Багрецов был особенно зол: не переставая наблюдать за собой, он немало был поражен сердечным волнением – чувством, давно необычным, которое не оставляло его при мысли о Бенедетте.

«Недостает, чтобы я в это дело ввязался!» – подумал с досадою Багрецов и тут же невольно сказал Иванову:

– Я попытаюсь добиться помощи у Волконской, но без свидетелей…

Иванов пустился обнимать его и благодарить, будто он делал ему личное большое одолжение. И, конечно, так было: Багрецов снимал с нежной совести этого чувствительного человека то, что в нем порождало непосильное чувство ответственности.

Отец Багрецова, живя в Италии, близко сошелся с отцом княгини Волконской. Будучи на много его моложе, он испытывал род юношеского ему поклонения, восхищаясь необычайной просвещенностью, изяществом, грансеньерством князя. Тем более что по сухости своей природы он подобных размягчающих чувств не любил испытывать по адресу пола слабейшего, боясь утратить свободу.

Княгиня Зенеида была тогда уж подростком и отлично запомнила красивого юношу. Как-то она даже намекнула Багрецову, что отец его был ее первой и, вероятно, единственной, несчастной любовью.

Багрецов помнил с детства рассказы об уме и пышности старого князя и почему-то очень раздражительные отзывы теток о молодой княжне Зенеиде. Одна особенно едко приводила слова фрейлины Волковой другой светской даме, Ланской, по поводу поведения княжны на Воробьевых горах при закладке храма Спасителя: «Уж так-то компрометировать себя, как она с синьором Барберини! Ведь уехала с ним в Одессу. Ей мало и горя, что сам государь недоволен».

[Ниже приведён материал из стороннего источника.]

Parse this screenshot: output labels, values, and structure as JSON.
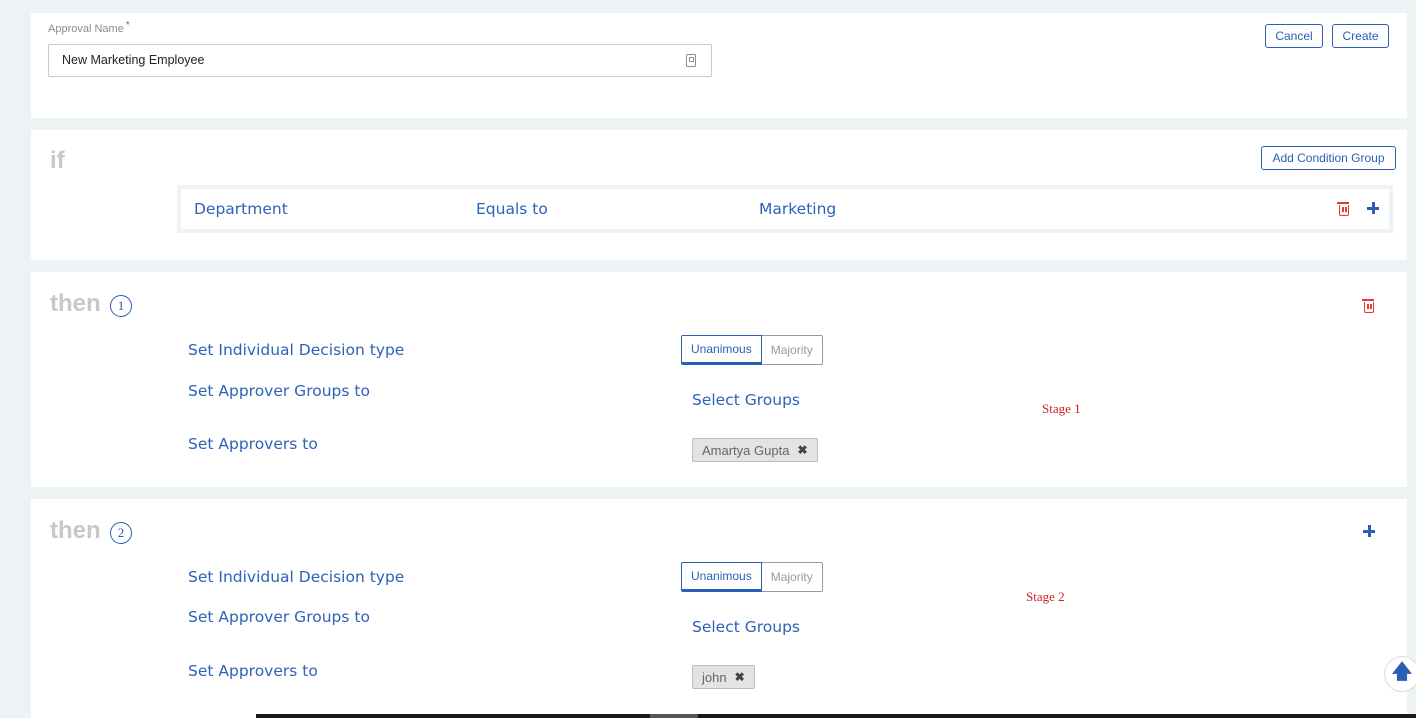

Багрецов шагал к вилле Волконской и думал о том, какое бы это было счастье, если б он действительно мог любить Бенедетту. Но нет… Он знал слишком трезво, что за чувство им движет… Все та же капризная жажда власти, что гнала деда с полком неприступные брать высоты, гнала отца в увлечении модным научным вопросом – за шальные деньги выписывать негров, венчать их силком в церкви с девками, за каждого ребенка шоколадного цвета выдавать премию…

Честолюбие военное и штатское было чуждо Глебу Ивановичу, но в жизни себя ощущал он хозяином. Да, так было с юности…

Багрецов вдруг, как вчерашний, припомнил один случай с отцом. Старик в тех же целях естествоиспытателя принудил обвенчаться свою побочную дочь Анну, существо недалекое и забитое, с псаломщиком сельской церкви, жадно ожидая, как живописно сам говорил, чем отрыгнется военное семя предков в кутейных кровях псаломщика. Потомства не последовало. Но назло чванным теткам старик ежедневно приказывал лакею звать «зятя» на бостон. Изрядно подпоив дьячка, старик говорил: «А ну, дьяче, дерни-ка мне Иону во чреве китове, али Троицу фигурально».

Закрывал дьяк руками лицо: «Вот он един-с».

И, вдруг развернув на обе щеки ладони, сияя покрасневшим от жертвы Бахусу носом: «А вот он, между протчим, и троичен в естестве-с».

Как-то, идя за книжкой в библиотеку, Глеб Иванович наткнулся на эти увеселения, пришел в мгновенную ярость, схватил, что мелькнулось в глаза, – большой хлебный нож и кинулся на отца.

Все помертвели. Старик вовремя отскочил. Очень бледный, сказал: «Уважаю вас, Глеб Иванович, и при вас скоморошить не стану».

Слово сдержал, но до последнего приезда из Академии сына звал его на «вы» и по имени-отчеству, как бы тем закрепляя свое от него отчуждение.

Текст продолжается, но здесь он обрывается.